Ministero dell’Interno, circolare n° 6415/2011 del Ministero dell’Interno determina che si può presentare la richiesta di cittadinanza ai sensi dell’art.5 della Legge 91/92 nel caso di riconciliazione tra lo straniero e il cittadino italiano.

L’acquisto della cittadinanza italiana da parte dello straniero coniugato con un cittadino italiano è regolato dalla legge n. 91/92 (in particolare dagli artt. 5,6,7 e 8). Attualmente la normativa prevede che lo straniero può presentare la domanda per la cittadinanza dopo 2 anni di matrimonio e di residenza effettiva nel territorio italiano o dopo 3 anni di matrimonio se la residenza è fissata all’estero. Nel caso ci siano figli, nati o adottati dalla coppia, la tempistica viene ridotta alla metà. La stessa legge prevede che fino al momento dell’adozione del decreto di cittadinanza non deve esserci stato scioglimento, annullamento o cessazione degli effetti civili del matrimonio nonché separazione personale fra i coniugi. Ciò vuol dire che se la separazione personale avviene dopo il deposito dell’istanza, quindi, durante la trattazione della pratica, la richiesta viene dichiarata inammissibile. Solo se la separazione avviene dopo la prestazione del giuramento in seguito al decreto di concessione, lo straniero diventato italiano non perde la cittadinanza acquisita.

La circolare in oggetto prende in esame i casi in cui dopo la separazione ci sia una effettiva riconciliazione fra i coniugi (art. 157 del Codice Civile) che determina l’annullamento della sentenza di separazione purché annotata al margine dell’atto di matrimonio. La volontà di ricongiungersi deve essere annotata al margine dell’atto di matrimonio. In questi casi il periodo temporale necessario per l’ottenimento della cittadinanza, inizia a decorrere dal momento dell’avvenuta riconciliazione, e non più dalla data del matrimonio, rimane di almeno 2 anni di residenza legale nel territorio italiano o di 3 anni nel caso di residenza all’estero.
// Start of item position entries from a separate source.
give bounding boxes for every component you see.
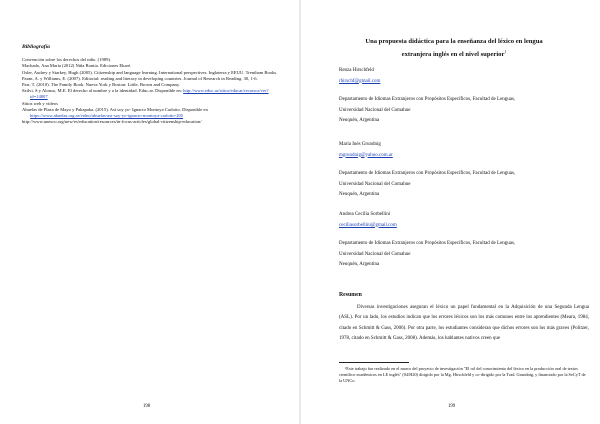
bib-entry: Paran, A. y Williams, E. (2007). Editorial: reading and literacy in developing countries. Journal of Research in Reading. 30, 1-6. [22, 75, 258, 81]
bib-entry: Parr, T. (2010). The Family Book. Nueva York y Boston: Little, Brown and Company. [22, 82, 180, 88]
abstract-text: Diversas investigaciones aseguran el léxico un papel fundamental en la Adquisición de una Segunda Lengua (ASL). Por un lado, los estudios indican que los errores léxicos son los más comunes entre los aprendientes (Meara, 1984, citado en Schmitt & Gass, 2006). Por otra parte, los estudiantes consideran que dichos errores son los más graves (Politzer, 1978, citado en Schmitt & Gass, 2008). Además, los hablantes nativos creen que [339, 305, 589, 342]
author-university: Universidad Nacional del Comahue [339, 181, 411, 187]
bib-entry: Szilvi, S y Alonso, M.E. El derecho al nombre y a la identidad. Educ.ar. Disponible en: http://www.educ.ar/sitios/educar/recursos/ver?id=14807 [22, 88, 269, 100]
author-email[interactable]: mgrundnig@yahoo.com.ar [339, 152, 393, 158]
bib-entry: http://www.unesco.org/new/es/education/resources/in-focus-articles/global-citizenship-education/ [22, 119, 202, 125]
footnote-text: ¹Este trabajo fue realizado en el marco del proyecto de investigación "El rol del conocimiento del léxico en la producción oral de textos científico-académicos en LE inglés" (04/H20) dirigido por la Mg. Hirschfeld y co-dirigido por la Trad. Grundnig, y financiado por la SeCyT de la UNCo. [339, 366, 586, 383]
author-name: María Inés Grundnig [339, 142, 381, 147]
title-line-2: extranjera inglés en el nivel superior [401, 51, 505, 59]
footnote-mark[interactable]: 1 [504, 50, 507, 54]
abstract-body [339, 303, 589, 345]
bib-entry: Osler, Audrey y Starkey, Hugh (2005). Citizenship and language learning. International perspectives. Inglaterra y EEUU. Trentham Books. [22, 69, 278, 75]
author-email[interactable]: rhirschf@gmail.com [339, 78, 381, 84]
page-number: 198 [143, 404, 151, 409]
bib-entry: Abuelas de Plaza de Mayo y Pakapaka. (2015). Así soy yo- Ignacio Montoya Carlotto. Disponible en https://www.abuelas.org.ar/video/abuelas-asi-soy-yo-ignacio-montoya-carlotto-205 [22, 106, 208, 119]
bib-entry: Machado, Ana María (2012) Niña Bonita. Ediciones Ekaré. [22, 63, 132, 69]
bib-link[interactable]: http://www.educ.ar/sitios/educar/recursos/ver?id=14807 [30, 88, 269, 100]
author-name: Renza Hirschfeld [339, 68, 374, 73]
page-number: 199 [448, 404, 456, 409]
bibliography-heading: Bibliografía [22, 44, 50, 50]
author-name: Andrea Cecilia Sorbellini [339, 212, 391, 217]
author-block [339, 140, 589, 201]
author-email[interactable]: ceciliasorbellini@gmail.com [339, 222, 397, 228]
right-page [301, 0, 600, 424]
author-block [339, 210, 589, 271]
article-title [323, 36, 585, 60]
author-university: Universidad Nacional del Comahue [339, 107, 411, 113]
author-location: Neuquén, Argentina [339, 192, 380, 197]
author-university: Universidad Nacional del Comahue [339, 251, 411, 257]
author-location: Neuquén, Argentina [339, 262, 380, 267]
bib-entry: Convención sobre los derechos del niño. (1989). [22, 57, 112, 63]
author-affiliation: Departamento de Idiomas Extranjeros con Propósitos Específicos, Facultad de Lenguas, [339, 241, 516, 246]
author-affiliation: Departamento de Idiomas Extranjeros con Propósitos Específicos, Facultad de Lenguas, [339, 171, 516, 176]
left-page [0, 0, 299, 424]
abstract-heading: Resumen [339, 292, 362, 298]
author-location: Neuquén, Argentina [339, 118, 380, 123]
bib-link[interactable]: https://www.abuelas.org.ar/video/abuelas-asi-soy-yo-ignacio-montoya-carlotto-205 [30, 113, 184, 119]
footnote-divider [339, 362, 409, 363]
bibliography [22, 44, 284, 125]
footnote [339, 366, 589, 383]
author-affiliation: Departamento de Idiomas Extranjeros con Propósitos Específicos, Facultad de Lenguas, [339, 97, 516, 102]
title-line-1: Una propuesta didáctica para la enseñanza del léxico en lengua [365, 38, 543, 45]
author-block [339, 66, 589, 127]
bib-entry: Sitios web y videos [22, 100, 58, 106]
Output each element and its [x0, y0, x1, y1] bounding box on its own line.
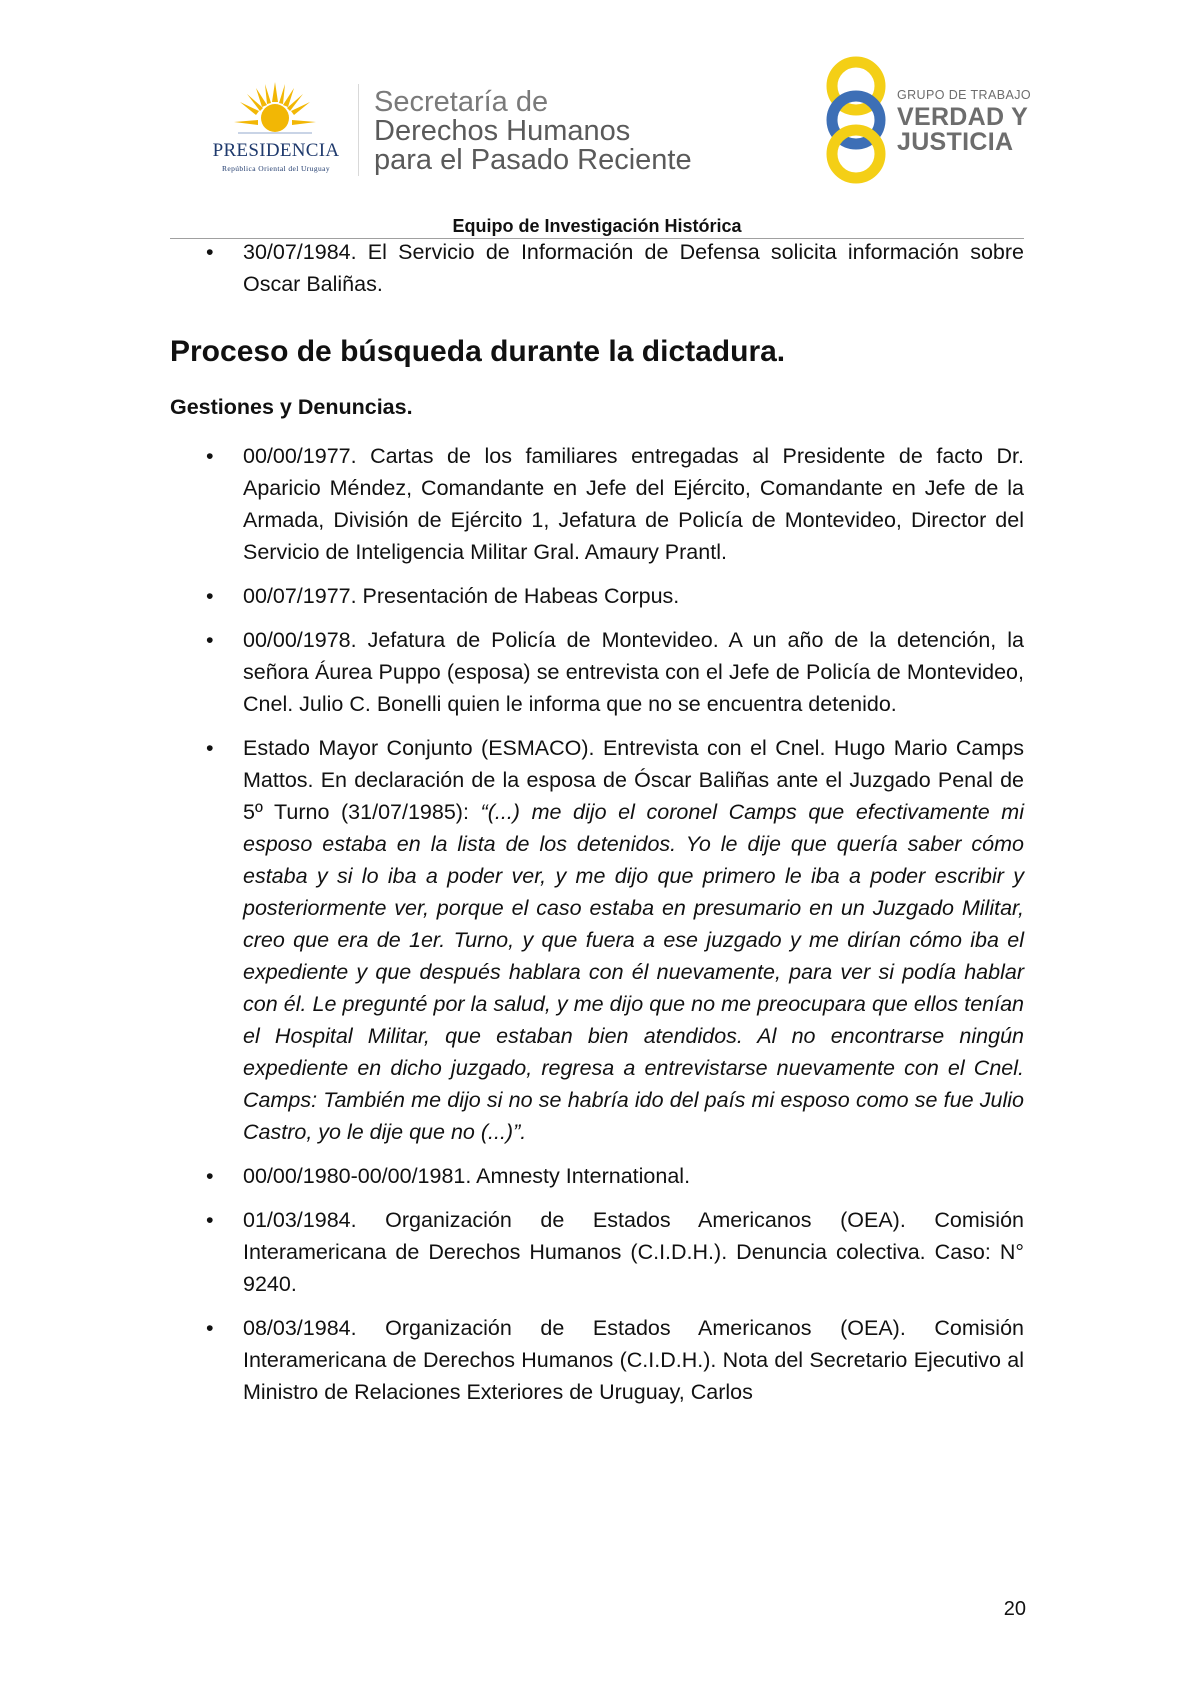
bullet: •: [206, 444, 214, 468]
team-heading: Equipo de Investigación Histórica: [452, 216, 742, 236]
list-item: [170, 236, 1024, 300]
item-text: 00/00/1978. Jefatura de Policía de Montevideo. A un año de la detención, la señora Áurea Puppo (esposa) se entrevista con el Jefe de Policía de Montevideo, Cnel. Julio C. Bonelli quien le informa que no se encuentra detenido.: [243, 628, 1024, 716]
document-body: [170, 236, 1024, 1420]
subsection-title: Gestiones y Denuncias.: [170, 395, 413, 419]
list-item: [170, 624, 1024, 720]
secretaria-logo-text: [374, 88, 692, 175]
item-text: 00/00/1977. Cartas de los familiares entregadas al Presidente de facto Dr. Aparicio Méndez, Comandante en Jefe del Ejército, Comandante en Jefe de la Armada, División de Ejército 1, Jefatura de Policía de Montevideo, Director del Servicio de Inteligencia Militar Gral. Amaury Prantl.: [243, 444, 1024, 564]
item-text: 00/07/1977. Presentación de Habeas Corpus.: [243, 584, 680, 608]
rings-icon: [818, 54, 894, 184]
bullet: •: [206, 628, 214, 652]
logo-divider: [358, 84, 359, 176]
testimony-quote: “(...) me dijo el coronel Camps que efectivamente mi esposo estaba en la lista de los detenidos. Yo le dije que quería saber cómo estaba y si lo iba a poder ver, y me dijo que primero le iba a poder escribir y posteriormente ver, porque el caso estaba en presumario en un Juzgado Militar, creo que era de 1er. Turno, y que fuera a ese juzgado y me dirían cómo iba el expediente y que después hablara con él nuevamente, para ver si podía hablar con él. Le pregunté por la salud, y me dijo que no me preocupara que ellos tenían el Hospital Militar, que estaban bien atendidos. Al no encontrarse ningún expediente en dicho juzgado, regresa a entrevistarse nuevamente con el Cnel. Camps: También me dijo si no se habría ido del país mi esposo como se fue Julio Castro, yo le dije que no (...)”.: [243, 800, 1024, 1144]
list-item: [170, 1204, 1024, 1300]
presidencia-wordmark: PRESIDENCIA: [212, 140, 340, 161]
bullet: •: [206, 240, 214, 264]
verdad-justicia-logo: [818, 54, 1038, 184]
secretaria-line-1: Secretaría de: [374, 86, 549, 118]
bullet: •: [206, 1164, 214, 1188]
item-text: 08/03/1984. Organización de Estados Americanos (OEA). Comisión Interamericana de Derechos Humanos (C.I.D.H.). Nota del Secretario Ejecutivo al Ministro de Relaciones Exteriores de Uruguay, Carlos: [243, 1316, 1024, 1404]
vj-verdad: VERDAD Y: [897, 103, 1029, 131]
bullet: •: [206, 1208, 214, 1232]
item-text: Estado Mayor Conjunto (ESMACO). Entrevista con el Cnel. Hugo Mario Camps Mattos. En declaración de la esposa de Óscar Baliñas ante el Juzgado Penal de 5º Turno (31/07/1985):: [243, 736, 1024, 824]
list-item: [170, 1312, 1024, 1408]
list-item: [170, 1160, 1024, 1192]
presidencia-subtitle: República Oriental del Uruguay: [221, 164, 330, 173]
secretaria-line-3: para el Pasado Reciente: [374, 144, 692, 176]
list-item: [170, 580, 1024, 612]
page-number: 20: [1003, 1598, 1026, 1620]
presidencia-logo: [196, 80, 356, 180]
bullet: •: [206, 1316, 214, 1340]
item-text: 30/07/1984. El Servicio de Información de Defensa solicita información sobre Oscar Baliñas.: [243, 240, 1024, 296]
bullet: •: [206, 584, 214, 608]
events-list: [170, 440, 1024, 1408]
list-item: [170, 440, 1024, 568]
vj-justicia: JUSTICIA: [897, 128, 1014, 156]
page-header: [0, 0, 1190, 236]
list-item: [170, 732, 1024, 1148]
secretaria-line-2: Derechos Humanos: [374, 115, 631, 147]
section-title: Proceso de búsqueda durante la dictadura.: [170, 335, 786, 368]
bullet: •: [206, 736, 214, 760]
vj-group-label: GRUPO DE TRABAJO: [897, 88, 1031, 102]
item-text: 00/00/1980-00/00/1981. Amnesty International.: [243, 1164, 691, 1188]
sun-icon: [234, 80, 316, 140]
item-text: 01/03/1984. Organización de Estados Americanos (OEA). Comisión Interamericana de Derechos Humanos (C.I.D.H.). Denuncia colectiva. Caso: N° 9240.: [243, 1208, 1024, 1296]
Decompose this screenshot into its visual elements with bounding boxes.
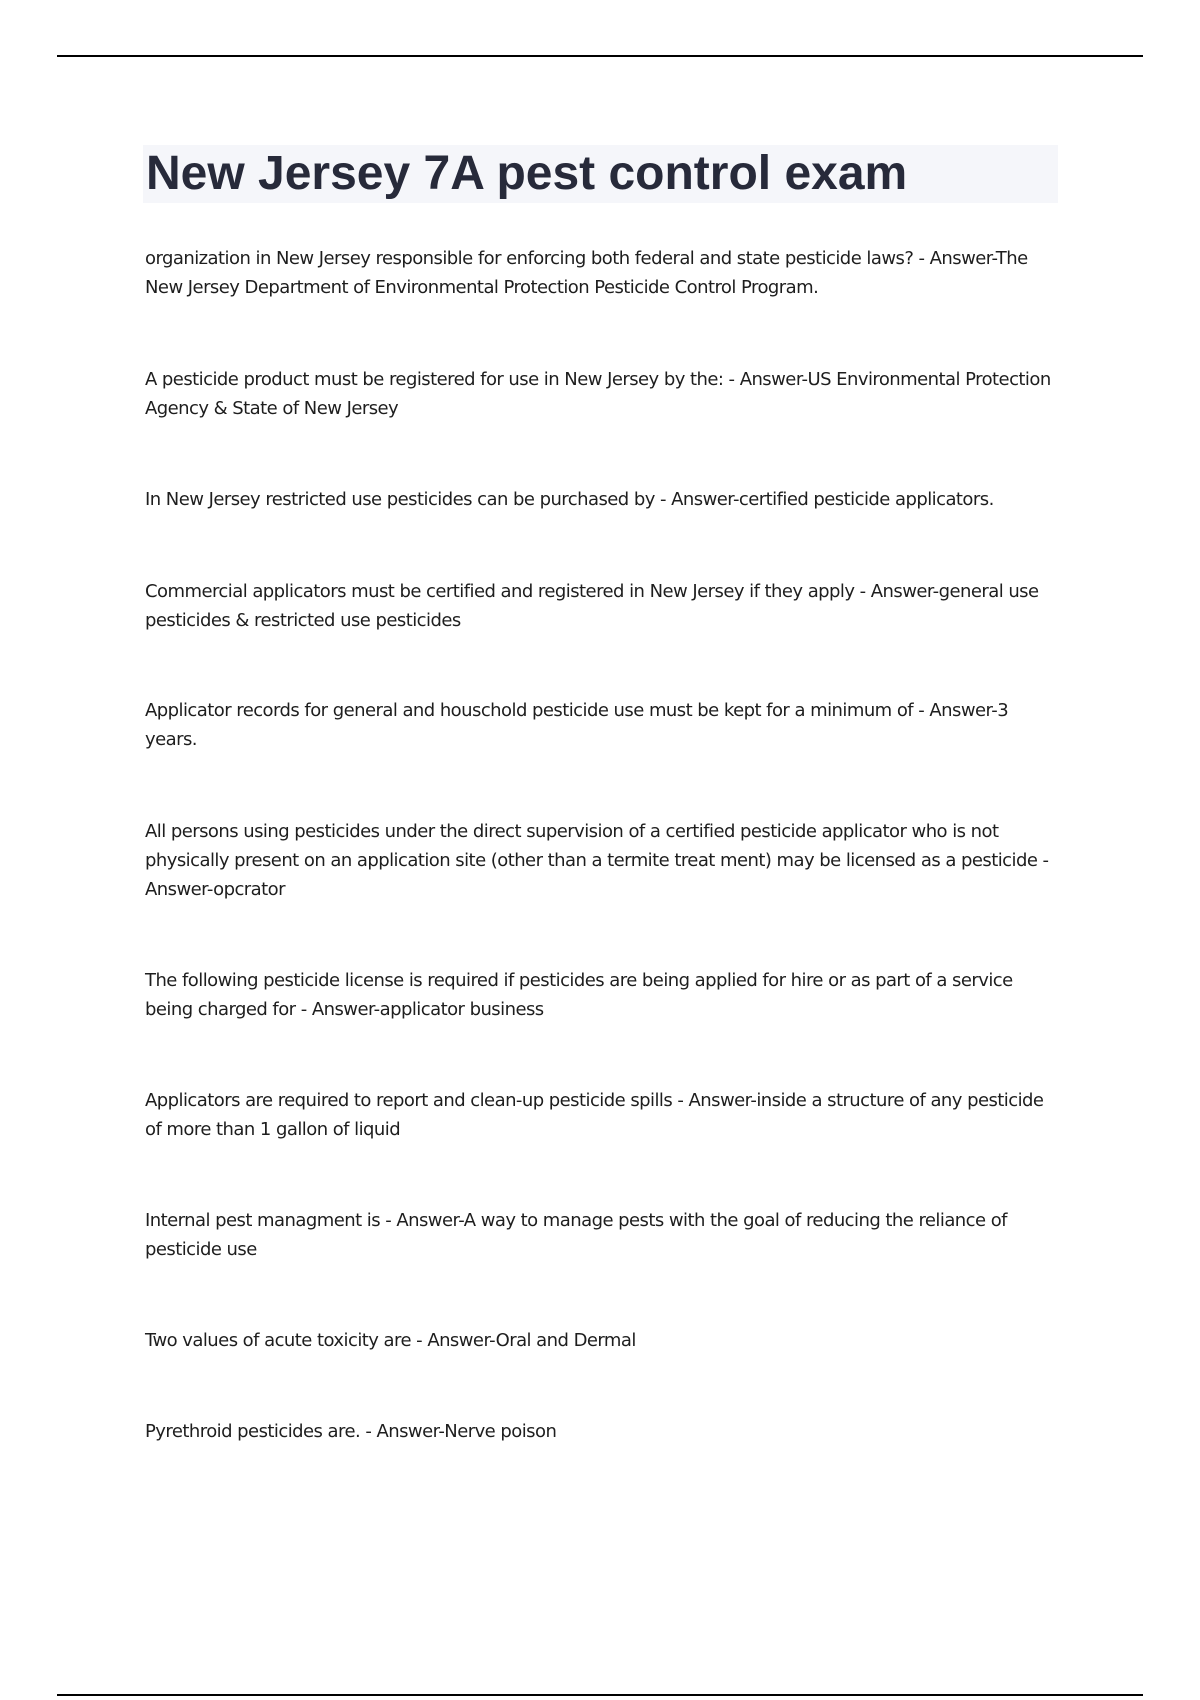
answer-prefix: Answer- [929, 248, 996, 269]
question-text: organization in New Jersey responsible for enforcing both federal and state pesticide laws? [145, 248, 914, 269]
separator: - [723, 369, 740, 390]
separator: - [1037, 850, 1049, 871]
separator: - [913, 700, 930, 721]
qa-item-6 [145, 817, 1060, 904]
qa-item-8 [145, 1086, 1060, 1144]
question-text: Applicator records for general and houschold pesticide use must be kept for a minimum of [145, 700, 914, 721]
answer-text: general use pesticides & restricted use pesticides [145, 581, 1039, 631]
answer-prefix: Answer- [870, 581, 939, 602]
answer-text: Nerve poison [444, 1421, 557, 1442]
document-title: New Jersey 7A pest control exam [146, 147, 908, 200]
qa-item-4 [145, 577, 1060, 635]
answer-prefix: Answer- [739, 369, 808, 390]
footer-rule [57, 1694, 1143, 1696]
answer-prefix: Answer- [145, 879, 214, 900]
qa-item-2 [145, 365, 1060, 423]
question-text: Two values of acute toxicity are [145, 1330, 412, 1351]
qa-item-10 [145, 1326, 1060, 1355]
header-rule [57, 55, 1143, 57]
question-text: All persons using pesticides under the direct supervision of a certified pesticide applicator who is not physically present on an application site (other than a termite treat ment) may be licensed as a pesticide [145, 821, 1038, 871]
answer-text: US Environmental Protection Agency & State of New Jersey [145, 369, 1051, 419]
answer-text: The New Jersey Department of Environmental Protection Pesticide Control Program. [145, 248, 1028, 298]
question-text: The following pesticide license is required if pesticides are being applied for hire or as part of a service being charged for [145, 970, 1013, 1020]
qa-item-5 [145, 696, 1060, 754]
separator: - [854, 581, 871, 602]
answer-text: inside a structure of any pesticide of more than 1 gallon of liquid [145, 1090, 1044, 1140]
qa-item-1 [145, 244, 1060, 302]
separator: - [913, 248, 930, 269]
answer-text: applicator business [379, 999, 544, 1020]
question-text: Commercial applicators must be certified and registered in New Jersey if they apply [145, 581, 855, 602]
answer-prefix: Answer- [427, 1330, 496, 1351]
question-text: Internal pest managment is [145, 1210, 381, 1231]
answer-prefix: Answer- [396, 1210, 464, 1231]
question-text: Applicators are required to report and clean-up pesticide spills [145, 1090, 673, 1111]
answer-prefix: Answer- [671, 489, 739, 510]
answer-text: opcrator [213, 879, 285, 900]
separator: - [295, 999, 312, 1020]
answer-text: Oral and Dermal [495, 1330, 636, 1351]
separator: - [411, 1330, 428, 1351]
qa-item-11 [145, 1417, 1060, 1446]
separator: - [380, 1210, 397, 1231]
qa-item-3 [145, 485, 1060, 514]
question-text: Pyrethroid pesticides are. [145, 1421, 361, 1442]
answer-text: 3 years. [145, 700, 1009, 750]
answer-prefix: Answer- [311, 999, 380, 1020]
qa-item-9 [145, 1206, 1060, 1264]
separator: - [654, 489, 672, 510]
separator: - [672, 1090, 689, 1111]
answer-prefix: Answer- [376, 1421, 445, 1442]
question-text: In New Jersey restricted use pesticides can be purchased by [145, 489, 655, 510]
qa-item-7 [145, 966, 1060, 1024]
separator: - [360, 1421, 377, 1442]
answer-text: certified pesticide applicators. [738, 489, 994, 510]
answer-prefix: Answer- [688, 1090, 757, 1111]
answer-prefix: Answer- [929, 700, 998, 721]
answer-text: A way to manage pests with the goal of reducing the reliance of pesticide use [145, 1210, 1007, 1260]
question-text: A pesticide product must be registered for use in New Jersey by the: [145, 369, 724, 390]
La tempistica viene ridotta alla metà in presenza di figli nati o adottati durante il matrimonio.

Un altro importante chiaramento riguarda il termine di conclusione del Ministero dell’Interno per riconoscere o rifiutare la cittadinanza.

Se la domanda della cittadinanza è legata al matrimonio con un cittadino italiano, una volta decorso il termine di legge di 730 giorni per concludere il procedimento, il richiedente diventa titolare di un diritto soggettivo pieno all’acquisto della cittadinanza italiana, e il Prefetto non può più rigettare l’istanza.

Se si tratta, però, di una richiesta legata al periodo di residenza in Italia (art. 9 della legge 91/92 – cittadinanza per naturalizzazione), l’eventuale ritardo della Prefettura nell’adottare un provvedimento di accoglienza o meno della domanda, non rappresenta una mancanza della Pubblica Amministrazione. In tal caso si può soltanto chiedere al Tribunale di obbligare alla Pubblica Amministrazione ad adottare in provvedimento in merito.